Il faut que tout le monde puisse utiliser son plein potentiel.

L’Allemande était surprise en consultant les nombreuses expériences négatives vécues par ses consœurs en dépit des efforts pour promouvoir l’équité, la diversité et l’inclusion au sein de la communauté scientifique.

Or, rien n’a surpris Éliane Duchesne en lisant les résultats de l’article. « Ça représente certaines réalités que j’aie vécues lors de différentes expéditions depuis que j’ai commencé en 2016 », assure-t-elle.

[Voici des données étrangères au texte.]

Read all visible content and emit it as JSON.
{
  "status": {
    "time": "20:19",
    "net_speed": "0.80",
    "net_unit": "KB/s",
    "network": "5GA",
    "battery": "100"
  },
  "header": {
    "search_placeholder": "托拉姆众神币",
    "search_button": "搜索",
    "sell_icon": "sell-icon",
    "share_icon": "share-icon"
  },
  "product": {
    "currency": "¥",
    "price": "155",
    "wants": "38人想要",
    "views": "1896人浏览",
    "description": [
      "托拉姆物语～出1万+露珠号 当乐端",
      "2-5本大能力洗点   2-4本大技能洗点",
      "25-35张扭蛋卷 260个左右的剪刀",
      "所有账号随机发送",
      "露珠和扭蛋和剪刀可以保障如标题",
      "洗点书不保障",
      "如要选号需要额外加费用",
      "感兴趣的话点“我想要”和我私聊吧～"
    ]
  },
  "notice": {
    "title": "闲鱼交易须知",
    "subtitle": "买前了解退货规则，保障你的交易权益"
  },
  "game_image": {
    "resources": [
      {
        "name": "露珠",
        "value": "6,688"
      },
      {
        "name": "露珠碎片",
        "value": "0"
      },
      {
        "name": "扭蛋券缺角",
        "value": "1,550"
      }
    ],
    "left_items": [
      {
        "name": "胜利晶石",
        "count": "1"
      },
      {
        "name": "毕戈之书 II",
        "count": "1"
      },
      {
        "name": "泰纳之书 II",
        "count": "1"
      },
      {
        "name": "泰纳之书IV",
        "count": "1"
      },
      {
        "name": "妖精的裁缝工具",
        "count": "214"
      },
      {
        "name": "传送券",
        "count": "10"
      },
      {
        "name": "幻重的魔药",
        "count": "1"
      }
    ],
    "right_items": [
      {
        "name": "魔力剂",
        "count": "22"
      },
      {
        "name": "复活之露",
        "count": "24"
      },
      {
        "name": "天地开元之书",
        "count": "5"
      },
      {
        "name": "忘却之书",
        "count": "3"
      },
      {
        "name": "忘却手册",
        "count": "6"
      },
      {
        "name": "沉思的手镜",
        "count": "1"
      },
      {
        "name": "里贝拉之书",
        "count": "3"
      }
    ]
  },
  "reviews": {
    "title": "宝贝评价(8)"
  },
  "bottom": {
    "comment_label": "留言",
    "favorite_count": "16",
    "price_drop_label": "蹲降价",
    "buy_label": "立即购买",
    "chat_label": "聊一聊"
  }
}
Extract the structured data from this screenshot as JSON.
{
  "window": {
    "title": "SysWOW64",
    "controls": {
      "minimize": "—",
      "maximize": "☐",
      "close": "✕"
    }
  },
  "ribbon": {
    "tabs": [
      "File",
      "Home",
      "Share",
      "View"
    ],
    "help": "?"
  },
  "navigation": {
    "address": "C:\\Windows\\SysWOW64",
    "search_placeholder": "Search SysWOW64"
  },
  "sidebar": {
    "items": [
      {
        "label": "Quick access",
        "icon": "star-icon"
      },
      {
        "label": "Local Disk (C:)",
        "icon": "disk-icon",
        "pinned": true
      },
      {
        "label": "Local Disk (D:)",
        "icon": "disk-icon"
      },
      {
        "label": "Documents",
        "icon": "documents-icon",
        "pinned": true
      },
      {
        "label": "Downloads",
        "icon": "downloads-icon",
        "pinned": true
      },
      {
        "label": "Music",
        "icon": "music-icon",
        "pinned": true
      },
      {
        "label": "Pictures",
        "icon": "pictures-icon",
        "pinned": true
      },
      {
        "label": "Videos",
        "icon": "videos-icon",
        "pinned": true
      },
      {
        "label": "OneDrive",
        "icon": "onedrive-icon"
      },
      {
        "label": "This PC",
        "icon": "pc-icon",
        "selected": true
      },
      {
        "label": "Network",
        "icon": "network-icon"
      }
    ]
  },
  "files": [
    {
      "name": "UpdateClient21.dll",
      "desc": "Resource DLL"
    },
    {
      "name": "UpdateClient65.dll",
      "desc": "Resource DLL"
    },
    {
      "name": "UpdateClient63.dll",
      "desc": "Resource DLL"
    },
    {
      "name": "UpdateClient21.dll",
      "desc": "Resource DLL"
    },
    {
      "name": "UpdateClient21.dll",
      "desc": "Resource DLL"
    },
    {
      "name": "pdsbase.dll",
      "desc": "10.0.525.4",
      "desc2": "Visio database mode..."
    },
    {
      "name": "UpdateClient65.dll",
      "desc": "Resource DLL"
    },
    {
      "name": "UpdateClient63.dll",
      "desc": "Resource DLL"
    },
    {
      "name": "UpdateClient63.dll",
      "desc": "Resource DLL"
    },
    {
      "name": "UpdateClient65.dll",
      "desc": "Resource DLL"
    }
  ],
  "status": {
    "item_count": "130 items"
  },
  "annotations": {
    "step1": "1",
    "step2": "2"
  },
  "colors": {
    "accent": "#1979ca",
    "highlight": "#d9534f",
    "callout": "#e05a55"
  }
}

Elle précise toutefois que depuis le début de sa carrière, la situation s’est améliorée grâce aux efforts de la communauté.

Beaucoup de travail a été fait pour améliorer les conditions de vie sur le camp, améliorer le confort de tout le monde, tant dans le confort physique que dans les équipes de recherche pour nommer ou changer les choses, souligne la professionnelle de recherche.

Madeleine-Zoé Corbeil-Robitaille, qui n’a pas non plus participé à l’étude, a constaté à plusieurs reprises des remarques sexistes ou capacitistes, en qualifiant tout de même de positives ses expériences sur le terrain.

Les deux chercheuses rapportent que la préparation de la nourriture pour le groupe ou le ménage dans le camp de base représentent souvent des tâches assignées aux femmes. « C’est un peu parfois une réplique de ce qu’on peut voir dans nos milieux intimes », dit Madeleine-Zoé Corbeil-Robitaille.

La chercheuse se prend en photo devant des montagnes.
Madeleine-Zoé Corbeil-Robitaille possède une maîtrise en gestion de la faune de l’Université du Québec à Rimouski. (Photo : Madeleine-Zoé Corbeil-Robitaille)

Des solutions à portée de main

L’étude propose diverses stratégies afin d’améliorer les conditions de travail des femmes une fois sur le terrain.

La préparation et la coordination de ce genre de mission sont essentielles pour que les chercheurs puissent les réaliser aux meilleures de leurs capacités, estime Mme Walch.

La scientifique suggère notamment à toutes les équipes de se préparer en amont, de bien déterminer les ressources vers qui se tourner en cas de conflit et d’effectuer un compte-rendu une fois la mission complétée. Un effort supplémentaire devrait être déployé pour instaurer un leadership positif, croit-elle.

Au total, 93 % des répondants au sondage ont exprimé leur désir de continuer leur travail en milieu nordique. La communauté n’a d’autre choix que de s’adapter.

Depuis quelques années, le Centre d’études nordiques de l’UQAR a mis en place un comité d’équité, de diversité et d’inclusion, qui suggère un code de conduite aux membres.

On ne tolère pas les commentaires ou les blagues sexistes, racistes, homophobes ou grossophobes. On respecte l’espace personnel de tous, résume Éliane Duchesne.

De son côté, Madeleine-Zoé Corbeil Robitaille fournit aux équipes un document attestant d’un large spectre d’expériences

« Le but ultime est d’avoir une communauté scientifique forte et diversifiée qui peut répondre aux questions qui découlent des changements rapides dans le contexte des changements climatiques », conclut Daniela Walch.